Marghe drank down the cold, still air, felt it suck heat from her lungs. She expelled it gently through her mouth in a deliberate cloud of breath crystal that dulled the surface of the gong. Her mark.
She raised her head. The sky was covered with endless round humps of dark cloud, like a shoal of blue‑backed salmon broaching the sea, poised forever before diving. A nerka sky. Those clouds were made of her breath and the breath of a million women who had made peace with the world; women she had set out to study, like seashells.
No longer.
It was possible now for her to put aside that person she had been and choose to accept Thenike, or Cassil or Holle and Shill, even Danner and Lu Wai and Letitia Dogias, as nothing more and nothing less than equals from whom she could learn and derive comfort, to whom she could offer advice or a strong hand. If she chose.
Strike the gong.
She struck it harder than she needed to and set it dancing on its rope. The sound clashed and jarred around the clearing. Choose, it seemed to be saying. Choose. But there was no real choice; that decision was made already. All she had to do was accept it: Jeep the world, Jeep the virus, would become part of her now whether she wanted it or not. There was not enough FN‑17 to last her back to Port Central. Even if she was fit enough to travel, even if the tribes and their feud were not making it impossible to cross Tehuantepec, even if the weather didn’t mean no ships could make the passage south until the Moon of the Aches, there was not enough. There was not enough. The virus was going to invade her, cell by cell, sliding cold fingers into her cells and curling around her genes. She would never get rid of it. Never.
She could stop taking the FN‑17 voluntarily, let Jeep in with open arms. It was coming anyway. This way she could prepare herself. It might make a difference, Thenike said; she might stand a better chance of living if her mind was not fighting her body, if she was struggling toward the possible, toward staying alive, rather than fighting for the impossible, to keep the virus out, right out from under her skin.

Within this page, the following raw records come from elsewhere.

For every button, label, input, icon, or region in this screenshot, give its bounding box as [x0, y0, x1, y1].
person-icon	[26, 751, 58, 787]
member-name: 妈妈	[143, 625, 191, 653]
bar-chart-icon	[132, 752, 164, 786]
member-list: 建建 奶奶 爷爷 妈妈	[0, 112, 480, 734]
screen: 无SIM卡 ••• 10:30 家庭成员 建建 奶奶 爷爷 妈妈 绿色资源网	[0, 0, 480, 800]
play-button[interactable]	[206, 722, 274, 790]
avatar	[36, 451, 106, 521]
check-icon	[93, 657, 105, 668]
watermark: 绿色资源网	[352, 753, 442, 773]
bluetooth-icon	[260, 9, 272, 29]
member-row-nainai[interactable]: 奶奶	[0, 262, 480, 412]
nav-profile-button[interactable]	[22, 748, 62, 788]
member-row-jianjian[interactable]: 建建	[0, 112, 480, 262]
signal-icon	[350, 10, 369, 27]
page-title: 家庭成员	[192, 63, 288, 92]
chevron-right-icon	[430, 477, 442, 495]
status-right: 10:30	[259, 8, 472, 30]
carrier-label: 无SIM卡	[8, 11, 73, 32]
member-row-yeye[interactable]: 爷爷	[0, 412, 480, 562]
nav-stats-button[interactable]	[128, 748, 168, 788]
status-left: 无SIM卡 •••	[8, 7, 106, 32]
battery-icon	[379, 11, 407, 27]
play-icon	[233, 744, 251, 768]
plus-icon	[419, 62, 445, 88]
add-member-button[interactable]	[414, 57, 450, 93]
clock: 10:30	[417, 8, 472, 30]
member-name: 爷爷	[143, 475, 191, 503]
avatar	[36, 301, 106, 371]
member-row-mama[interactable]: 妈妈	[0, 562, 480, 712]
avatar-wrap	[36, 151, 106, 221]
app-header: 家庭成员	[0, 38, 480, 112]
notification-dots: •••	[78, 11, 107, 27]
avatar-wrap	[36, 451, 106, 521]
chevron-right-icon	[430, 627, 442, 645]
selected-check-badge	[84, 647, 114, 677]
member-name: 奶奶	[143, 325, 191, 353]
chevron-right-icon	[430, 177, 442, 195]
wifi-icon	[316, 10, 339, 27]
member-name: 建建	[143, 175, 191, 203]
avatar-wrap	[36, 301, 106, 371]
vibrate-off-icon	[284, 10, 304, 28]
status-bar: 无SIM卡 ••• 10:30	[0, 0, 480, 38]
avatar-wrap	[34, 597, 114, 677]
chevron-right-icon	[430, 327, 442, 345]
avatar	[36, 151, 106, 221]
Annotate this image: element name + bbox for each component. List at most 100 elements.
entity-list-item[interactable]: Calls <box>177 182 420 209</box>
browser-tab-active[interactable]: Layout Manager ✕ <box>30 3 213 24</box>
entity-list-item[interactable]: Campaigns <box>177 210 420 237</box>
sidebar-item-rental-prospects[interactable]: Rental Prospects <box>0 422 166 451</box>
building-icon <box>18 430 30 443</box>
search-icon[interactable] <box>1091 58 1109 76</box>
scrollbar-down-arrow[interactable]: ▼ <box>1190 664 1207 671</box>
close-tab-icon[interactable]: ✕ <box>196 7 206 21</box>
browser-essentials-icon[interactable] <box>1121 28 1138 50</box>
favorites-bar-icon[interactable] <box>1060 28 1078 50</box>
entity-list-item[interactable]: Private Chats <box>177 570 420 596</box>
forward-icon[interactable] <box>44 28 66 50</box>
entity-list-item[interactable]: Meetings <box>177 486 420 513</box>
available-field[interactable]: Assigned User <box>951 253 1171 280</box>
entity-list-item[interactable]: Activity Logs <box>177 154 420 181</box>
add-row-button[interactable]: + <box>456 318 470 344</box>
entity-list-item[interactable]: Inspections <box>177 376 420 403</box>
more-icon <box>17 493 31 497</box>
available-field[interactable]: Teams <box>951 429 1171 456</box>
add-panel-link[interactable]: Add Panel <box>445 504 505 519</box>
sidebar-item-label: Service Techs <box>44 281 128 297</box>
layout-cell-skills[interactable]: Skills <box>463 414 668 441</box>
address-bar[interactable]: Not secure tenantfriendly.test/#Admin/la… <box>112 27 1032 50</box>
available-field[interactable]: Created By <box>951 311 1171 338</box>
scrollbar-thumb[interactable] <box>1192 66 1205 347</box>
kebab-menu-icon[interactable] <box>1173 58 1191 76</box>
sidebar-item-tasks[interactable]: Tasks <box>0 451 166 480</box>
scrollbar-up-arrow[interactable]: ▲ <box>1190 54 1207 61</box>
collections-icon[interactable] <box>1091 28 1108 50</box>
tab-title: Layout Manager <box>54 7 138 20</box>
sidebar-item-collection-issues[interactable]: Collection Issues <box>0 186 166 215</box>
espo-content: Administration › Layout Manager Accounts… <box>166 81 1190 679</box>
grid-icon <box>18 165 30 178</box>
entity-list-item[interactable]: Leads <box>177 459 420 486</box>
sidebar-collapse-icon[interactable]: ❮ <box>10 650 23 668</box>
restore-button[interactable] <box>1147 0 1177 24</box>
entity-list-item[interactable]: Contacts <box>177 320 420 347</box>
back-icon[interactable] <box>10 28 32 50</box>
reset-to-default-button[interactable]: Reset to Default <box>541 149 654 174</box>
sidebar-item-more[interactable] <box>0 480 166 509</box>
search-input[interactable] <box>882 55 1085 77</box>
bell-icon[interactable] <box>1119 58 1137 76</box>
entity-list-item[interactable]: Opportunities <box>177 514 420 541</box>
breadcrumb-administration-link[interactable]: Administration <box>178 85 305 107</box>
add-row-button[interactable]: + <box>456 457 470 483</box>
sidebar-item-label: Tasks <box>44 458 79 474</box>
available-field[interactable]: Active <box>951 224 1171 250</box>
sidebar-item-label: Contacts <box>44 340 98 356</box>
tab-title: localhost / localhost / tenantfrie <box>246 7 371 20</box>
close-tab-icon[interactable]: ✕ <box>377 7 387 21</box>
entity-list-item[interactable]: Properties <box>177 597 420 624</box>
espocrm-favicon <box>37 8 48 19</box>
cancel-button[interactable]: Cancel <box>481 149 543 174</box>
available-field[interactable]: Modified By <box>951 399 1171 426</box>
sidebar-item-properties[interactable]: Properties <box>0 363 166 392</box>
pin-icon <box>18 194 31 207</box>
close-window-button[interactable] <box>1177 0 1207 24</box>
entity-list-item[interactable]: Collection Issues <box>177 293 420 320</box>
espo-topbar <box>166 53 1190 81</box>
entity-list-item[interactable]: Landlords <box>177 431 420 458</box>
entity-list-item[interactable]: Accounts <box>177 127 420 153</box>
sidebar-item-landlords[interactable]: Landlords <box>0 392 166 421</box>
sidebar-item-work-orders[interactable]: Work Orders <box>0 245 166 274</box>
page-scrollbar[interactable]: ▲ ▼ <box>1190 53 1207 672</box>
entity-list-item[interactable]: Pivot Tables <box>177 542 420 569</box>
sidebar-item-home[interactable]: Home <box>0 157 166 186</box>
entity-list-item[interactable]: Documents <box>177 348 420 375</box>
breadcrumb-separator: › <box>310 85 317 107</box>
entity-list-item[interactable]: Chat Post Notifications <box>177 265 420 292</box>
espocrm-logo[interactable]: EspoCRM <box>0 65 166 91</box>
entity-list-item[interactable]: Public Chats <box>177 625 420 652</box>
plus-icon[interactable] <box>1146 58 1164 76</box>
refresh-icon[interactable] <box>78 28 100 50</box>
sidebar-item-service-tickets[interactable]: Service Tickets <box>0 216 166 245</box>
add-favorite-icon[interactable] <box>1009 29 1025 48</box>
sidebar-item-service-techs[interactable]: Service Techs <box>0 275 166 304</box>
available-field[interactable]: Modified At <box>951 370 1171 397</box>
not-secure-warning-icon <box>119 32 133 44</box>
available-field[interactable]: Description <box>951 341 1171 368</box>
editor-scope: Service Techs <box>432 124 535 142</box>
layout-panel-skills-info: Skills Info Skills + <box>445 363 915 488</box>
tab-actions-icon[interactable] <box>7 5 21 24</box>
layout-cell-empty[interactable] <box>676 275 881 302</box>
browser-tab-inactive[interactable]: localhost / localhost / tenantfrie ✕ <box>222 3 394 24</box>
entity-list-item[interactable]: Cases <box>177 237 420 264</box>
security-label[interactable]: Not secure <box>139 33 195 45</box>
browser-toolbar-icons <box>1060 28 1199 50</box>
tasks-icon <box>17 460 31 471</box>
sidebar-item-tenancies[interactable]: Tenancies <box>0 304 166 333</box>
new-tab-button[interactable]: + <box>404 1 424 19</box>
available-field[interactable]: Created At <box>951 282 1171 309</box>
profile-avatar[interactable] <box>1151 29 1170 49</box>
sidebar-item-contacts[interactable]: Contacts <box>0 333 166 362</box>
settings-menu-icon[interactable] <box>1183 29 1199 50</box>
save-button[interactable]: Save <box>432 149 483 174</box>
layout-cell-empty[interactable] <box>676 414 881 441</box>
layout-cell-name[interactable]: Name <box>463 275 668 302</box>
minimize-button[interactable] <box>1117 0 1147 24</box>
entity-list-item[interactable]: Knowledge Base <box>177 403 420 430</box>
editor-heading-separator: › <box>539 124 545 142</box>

To make that choice, to voluntarily set aside the FN‑17, she would have to take a step into the unknown; she would have to step out from behind her professional persona and be naked, vulnerable. Herself.
Marghe squirmed. Maybe she should keep taking the vaccine. After all, it was possible that Danner even now might be working miracles, might be establishing new relays, or moving satellites, or sending Mirrors north to track her SLJC. Then she could go up to Estradebefore the six months were over. She would not have the virus. She…
No. All dreams. She would contract the virus; she would be infected and survive, or she would be infected and die. The rest was just details.
Strike the gong.
The face that re‑formed was gaunt and pale, and reminded her of her mother.
At the back of all her fears lay her mother. Her mother coughing and sweating. Dying. There were no decisions to be made after dying.